O sociólogo atribui o costume ao regime de trabalho no cultivo da cana, que era interrompido durante alguns meses do ano.

Nesses períodos de ócio, os senhores acendiam seus charutos para matar o tempo e os escravos matavam o banzo fumavando bagulho em bongs feitos com taquaras e cabaças.

 No vale do Rio São Francisco e no que hoje se chama Polígono da Maconha, em Pernambuco, era comum que pequenos agricultores fumassem a erva antes do trabalho na lavoura, atrás de vigor extra para o eito: eram os “maconhistas”. No Recife, a gente pobre da cidade se reunia depois do expediente nas “assembleias” para jogar conversa fora e cantar canções sobre a erva.

As Cigarrilhas Grimault

O Rio de Janeiro, uma das maiores concentrações negras do país, foi o lugar onde a maconha se difundiu mais largamente, principalmente entre os pobres – em sua maioria, pretos e mulatos.

O consumo da erva ficou tão comum que motivou decretos municipais que proibiam o comércio e consumo em público de “substâncias venenosas”.

A repressão à maconha estava fortemente associada à repressão a quaisquer manifestações culturais dos pretos e pobres da cidade.

Não por acaso, o órgão responsável pelo combate à maconha era a Inspetoria de Entorpecentes, Tóxicos e Mistificação – que acumulava a missão de proibir a umbanda.

Prova de que o alvo das autoridades não era exatamente a maconha, mas sim as populações marginalizadas que faziam uso dela, são as aristocráticas Cigarrilhas Grimault.

Vendidos livremente nos loucos anos 20, os “cigarros índios” nada mais eram que baseados industrializados consumidos para fins medicinais por quem tinha dinheiro para comprá-los.

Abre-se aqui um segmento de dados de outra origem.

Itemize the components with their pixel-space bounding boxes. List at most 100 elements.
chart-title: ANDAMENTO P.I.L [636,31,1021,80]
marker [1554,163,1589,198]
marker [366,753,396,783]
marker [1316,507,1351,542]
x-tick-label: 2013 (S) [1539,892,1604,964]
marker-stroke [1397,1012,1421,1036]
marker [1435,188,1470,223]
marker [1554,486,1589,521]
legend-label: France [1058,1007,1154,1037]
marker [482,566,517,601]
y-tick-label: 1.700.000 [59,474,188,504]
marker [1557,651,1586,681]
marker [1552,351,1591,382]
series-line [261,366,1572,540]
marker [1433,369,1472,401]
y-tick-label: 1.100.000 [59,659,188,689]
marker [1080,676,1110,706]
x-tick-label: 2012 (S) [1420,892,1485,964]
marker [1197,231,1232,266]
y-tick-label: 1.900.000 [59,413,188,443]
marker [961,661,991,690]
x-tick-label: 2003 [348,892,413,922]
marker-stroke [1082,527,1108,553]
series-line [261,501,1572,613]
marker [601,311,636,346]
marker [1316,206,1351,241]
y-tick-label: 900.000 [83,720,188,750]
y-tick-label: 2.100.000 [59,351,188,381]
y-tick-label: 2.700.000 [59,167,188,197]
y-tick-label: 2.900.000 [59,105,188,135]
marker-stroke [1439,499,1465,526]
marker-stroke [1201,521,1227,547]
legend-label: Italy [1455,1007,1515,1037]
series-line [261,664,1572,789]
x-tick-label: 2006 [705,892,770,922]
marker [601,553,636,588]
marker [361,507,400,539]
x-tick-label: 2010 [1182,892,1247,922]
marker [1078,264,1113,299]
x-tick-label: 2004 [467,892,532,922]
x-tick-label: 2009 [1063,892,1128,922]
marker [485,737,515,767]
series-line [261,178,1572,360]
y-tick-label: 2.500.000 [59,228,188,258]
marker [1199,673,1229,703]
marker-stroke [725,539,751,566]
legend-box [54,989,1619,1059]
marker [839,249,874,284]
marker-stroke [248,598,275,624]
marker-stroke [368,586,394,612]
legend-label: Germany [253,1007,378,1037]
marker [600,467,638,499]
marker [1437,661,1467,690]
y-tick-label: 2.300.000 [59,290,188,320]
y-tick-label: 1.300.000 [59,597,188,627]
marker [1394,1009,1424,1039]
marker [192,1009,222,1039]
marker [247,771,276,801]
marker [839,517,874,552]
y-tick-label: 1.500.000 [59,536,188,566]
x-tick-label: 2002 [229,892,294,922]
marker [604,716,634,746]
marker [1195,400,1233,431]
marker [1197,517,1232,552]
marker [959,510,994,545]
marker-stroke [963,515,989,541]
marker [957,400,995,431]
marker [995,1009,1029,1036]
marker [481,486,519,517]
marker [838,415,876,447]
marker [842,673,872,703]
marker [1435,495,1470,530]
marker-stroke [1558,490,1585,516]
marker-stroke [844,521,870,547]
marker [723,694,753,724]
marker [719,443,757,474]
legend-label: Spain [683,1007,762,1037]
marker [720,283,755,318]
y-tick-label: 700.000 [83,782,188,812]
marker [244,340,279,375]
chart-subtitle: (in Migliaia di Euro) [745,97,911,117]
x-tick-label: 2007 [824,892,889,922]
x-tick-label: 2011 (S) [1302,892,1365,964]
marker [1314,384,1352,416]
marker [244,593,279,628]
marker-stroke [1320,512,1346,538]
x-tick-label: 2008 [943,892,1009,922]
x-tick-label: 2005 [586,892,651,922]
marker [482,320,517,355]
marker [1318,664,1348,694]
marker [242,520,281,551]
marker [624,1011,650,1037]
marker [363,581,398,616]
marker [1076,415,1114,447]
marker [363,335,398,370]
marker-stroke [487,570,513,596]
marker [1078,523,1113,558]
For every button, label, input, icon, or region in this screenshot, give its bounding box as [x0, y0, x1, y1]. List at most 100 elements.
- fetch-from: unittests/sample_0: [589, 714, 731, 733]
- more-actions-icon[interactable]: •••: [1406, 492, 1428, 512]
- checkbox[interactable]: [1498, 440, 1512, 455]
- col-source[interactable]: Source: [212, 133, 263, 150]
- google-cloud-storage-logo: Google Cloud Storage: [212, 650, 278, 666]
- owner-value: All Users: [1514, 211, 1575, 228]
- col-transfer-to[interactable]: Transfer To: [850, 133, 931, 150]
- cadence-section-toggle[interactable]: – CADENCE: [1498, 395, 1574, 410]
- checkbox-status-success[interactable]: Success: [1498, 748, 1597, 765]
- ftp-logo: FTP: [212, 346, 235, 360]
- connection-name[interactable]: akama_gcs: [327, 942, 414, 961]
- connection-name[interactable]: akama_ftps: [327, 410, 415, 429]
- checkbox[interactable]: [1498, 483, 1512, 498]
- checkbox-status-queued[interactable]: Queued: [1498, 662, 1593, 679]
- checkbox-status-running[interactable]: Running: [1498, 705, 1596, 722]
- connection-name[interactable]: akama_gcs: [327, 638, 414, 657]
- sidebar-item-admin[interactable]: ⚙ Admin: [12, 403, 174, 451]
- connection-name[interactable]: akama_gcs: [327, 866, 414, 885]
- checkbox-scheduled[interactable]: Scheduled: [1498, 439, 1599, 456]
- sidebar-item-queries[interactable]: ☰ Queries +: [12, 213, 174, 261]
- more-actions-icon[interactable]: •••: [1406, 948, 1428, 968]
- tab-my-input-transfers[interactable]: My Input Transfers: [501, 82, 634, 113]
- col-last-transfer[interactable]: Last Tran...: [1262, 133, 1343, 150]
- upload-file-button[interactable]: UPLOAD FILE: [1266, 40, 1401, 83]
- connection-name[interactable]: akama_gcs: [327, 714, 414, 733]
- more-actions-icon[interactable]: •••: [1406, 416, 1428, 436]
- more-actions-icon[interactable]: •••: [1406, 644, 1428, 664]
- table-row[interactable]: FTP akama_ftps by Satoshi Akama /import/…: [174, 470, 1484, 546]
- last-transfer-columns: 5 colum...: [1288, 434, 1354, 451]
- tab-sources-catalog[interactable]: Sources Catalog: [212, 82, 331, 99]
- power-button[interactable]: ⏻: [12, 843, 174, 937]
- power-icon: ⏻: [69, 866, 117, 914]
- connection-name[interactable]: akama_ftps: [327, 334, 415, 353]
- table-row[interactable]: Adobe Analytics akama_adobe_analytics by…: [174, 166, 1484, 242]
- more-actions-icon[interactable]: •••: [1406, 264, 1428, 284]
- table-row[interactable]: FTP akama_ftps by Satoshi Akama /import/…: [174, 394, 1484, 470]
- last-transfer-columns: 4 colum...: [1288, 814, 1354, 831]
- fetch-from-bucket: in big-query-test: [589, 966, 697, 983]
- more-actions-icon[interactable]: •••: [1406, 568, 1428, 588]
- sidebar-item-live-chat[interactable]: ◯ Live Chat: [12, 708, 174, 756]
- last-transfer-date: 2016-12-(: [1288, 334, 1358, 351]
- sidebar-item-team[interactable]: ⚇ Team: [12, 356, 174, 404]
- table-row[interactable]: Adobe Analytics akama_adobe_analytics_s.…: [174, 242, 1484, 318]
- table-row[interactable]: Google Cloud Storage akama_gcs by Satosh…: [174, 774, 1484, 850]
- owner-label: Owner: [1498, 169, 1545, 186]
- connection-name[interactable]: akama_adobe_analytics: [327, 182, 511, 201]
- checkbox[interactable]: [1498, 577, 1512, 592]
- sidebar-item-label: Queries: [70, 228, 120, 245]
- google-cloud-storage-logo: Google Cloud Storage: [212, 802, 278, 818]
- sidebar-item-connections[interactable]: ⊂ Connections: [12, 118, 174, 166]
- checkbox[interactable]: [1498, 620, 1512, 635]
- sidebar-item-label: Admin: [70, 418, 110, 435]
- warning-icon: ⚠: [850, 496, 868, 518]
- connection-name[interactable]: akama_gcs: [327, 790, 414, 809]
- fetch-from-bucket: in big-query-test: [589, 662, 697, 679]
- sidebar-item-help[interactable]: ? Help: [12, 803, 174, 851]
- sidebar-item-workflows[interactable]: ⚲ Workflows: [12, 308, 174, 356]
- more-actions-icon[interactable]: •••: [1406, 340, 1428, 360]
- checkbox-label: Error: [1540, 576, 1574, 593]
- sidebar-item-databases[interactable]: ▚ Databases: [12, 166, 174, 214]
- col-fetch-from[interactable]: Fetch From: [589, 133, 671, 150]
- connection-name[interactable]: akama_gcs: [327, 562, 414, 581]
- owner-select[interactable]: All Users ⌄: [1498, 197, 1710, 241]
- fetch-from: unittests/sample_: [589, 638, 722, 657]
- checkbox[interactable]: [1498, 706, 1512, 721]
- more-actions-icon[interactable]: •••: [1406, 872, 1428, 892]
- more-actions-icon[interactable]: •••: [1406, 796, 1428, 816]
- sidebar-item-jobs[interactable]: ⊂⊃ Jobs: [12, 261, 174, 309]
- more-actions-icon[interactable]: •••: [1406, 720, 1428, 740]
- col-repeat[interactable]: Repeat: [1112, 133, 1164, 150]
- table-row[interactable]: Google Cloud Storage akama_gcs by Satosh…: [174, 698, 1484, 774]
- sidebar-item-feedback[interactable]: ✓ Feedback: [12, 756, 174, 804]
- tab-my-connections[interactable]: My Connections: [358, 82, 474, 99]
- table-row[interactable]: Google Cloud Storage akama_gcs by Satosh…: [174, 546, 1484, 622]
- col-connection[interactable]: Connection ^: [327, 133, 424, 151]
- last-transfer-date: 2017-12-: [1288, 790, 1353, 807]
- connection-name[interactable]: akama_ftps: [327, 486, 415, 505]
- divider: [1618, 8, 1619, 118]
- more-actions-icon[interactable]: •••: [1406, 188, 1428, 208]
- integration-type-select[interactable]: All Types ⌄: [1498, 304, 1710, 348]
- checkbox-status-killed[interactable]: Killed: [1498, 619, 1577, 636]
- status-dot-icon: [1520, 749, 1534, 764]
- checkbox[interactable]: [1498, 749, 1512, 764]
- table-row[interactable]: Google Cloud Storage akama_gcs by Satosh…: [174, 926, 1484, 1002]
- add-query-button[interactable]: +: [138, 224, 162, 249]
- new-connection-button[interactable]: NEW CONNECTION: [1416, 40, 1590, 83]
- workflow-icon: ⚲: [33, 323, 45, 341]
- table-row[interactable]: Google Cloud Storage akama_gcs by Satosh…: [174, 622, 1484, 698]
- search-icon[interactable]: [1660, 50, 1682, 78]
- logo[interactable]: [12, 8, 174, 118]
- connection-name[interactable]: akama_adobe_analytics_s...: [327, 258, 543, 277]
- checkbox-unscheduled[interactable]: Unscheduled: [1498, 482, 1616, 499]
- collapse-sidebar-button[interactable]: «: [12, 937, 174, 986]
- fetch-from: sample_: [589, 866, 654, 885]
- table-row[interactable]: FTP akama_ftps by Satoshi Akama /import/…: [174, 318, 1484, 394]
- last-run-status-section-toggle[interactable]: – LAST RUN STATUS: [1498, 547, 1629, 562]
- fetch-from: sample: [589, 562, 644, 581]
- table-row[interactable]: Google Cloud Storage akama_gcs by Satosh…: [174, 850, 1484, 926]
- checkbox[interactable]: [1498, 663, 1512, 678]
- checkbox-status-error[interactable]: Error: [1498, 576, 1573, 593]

“A dificuldade de respirar, a roncadura, os flatos, a aspiração sibilante acabam quasi logo, produz-se uma expectoração abundantíssima quasi sempre em pouco tempo, torna-se mais fácil, a respiração, mais branda a tosse e um dormir reparatório afasta todos os symptomas assustadores que se tinham manifestado”, dizia a propaganda dos cigarros de cannabis indica, tão entorpecente quanto a sativa.

Até os anos 30, apesar da repressão, a maconha era bastante tolerada no Brasil, o que em parte se devia à ausência de órgãos nacionais de combate às drogas.

Em 1936, a criação da Comissão Nacional Fiscalizadora de Entorpecentes desencadeou uma ampla campanha antimaconha, que seria abraçada com entusiasmo pela imprensa nacional.

A onda proibicionista, surgida nos Estados Unidos, se alastrava então para o Sul da América e se juntava aos fortes preconceitos de classe e raça que marcavam o combate à cannabis no Brasil.

Foram tempos ruins para os “clubs de diambistas”, confrarias maconheiras que se reuniam nas favelas cariocas e foram denunciadas à exaustão pelos jornais da época.

A política foi eficaz: o consumo da erva e as manifestações culturais relacionadas a ela se restringiram a guetos cada vez mais limitados.

Algumas décadas depois, a vaga psicodélica e psicotrópica dos anos 60 e 70 trouxe uma nova era de ouro da maconha, que retornava à cena agora mais associada à juventude e à rebeldia globalizada.

As raízes mais profundas da erva no Brasil ficaram para trás, na poeira da história. Nas próximas manifestações pela legalização da planta, os ativistas deviam pensar em substituir os motivos jamaicanos e o Bob Marley de sempre pelos marujos doidões de Cabral e os maconhistas do nordeste.

E trcoar Cheech e Chong pelos animados integrantes dos clubes de diambistas da República Velha.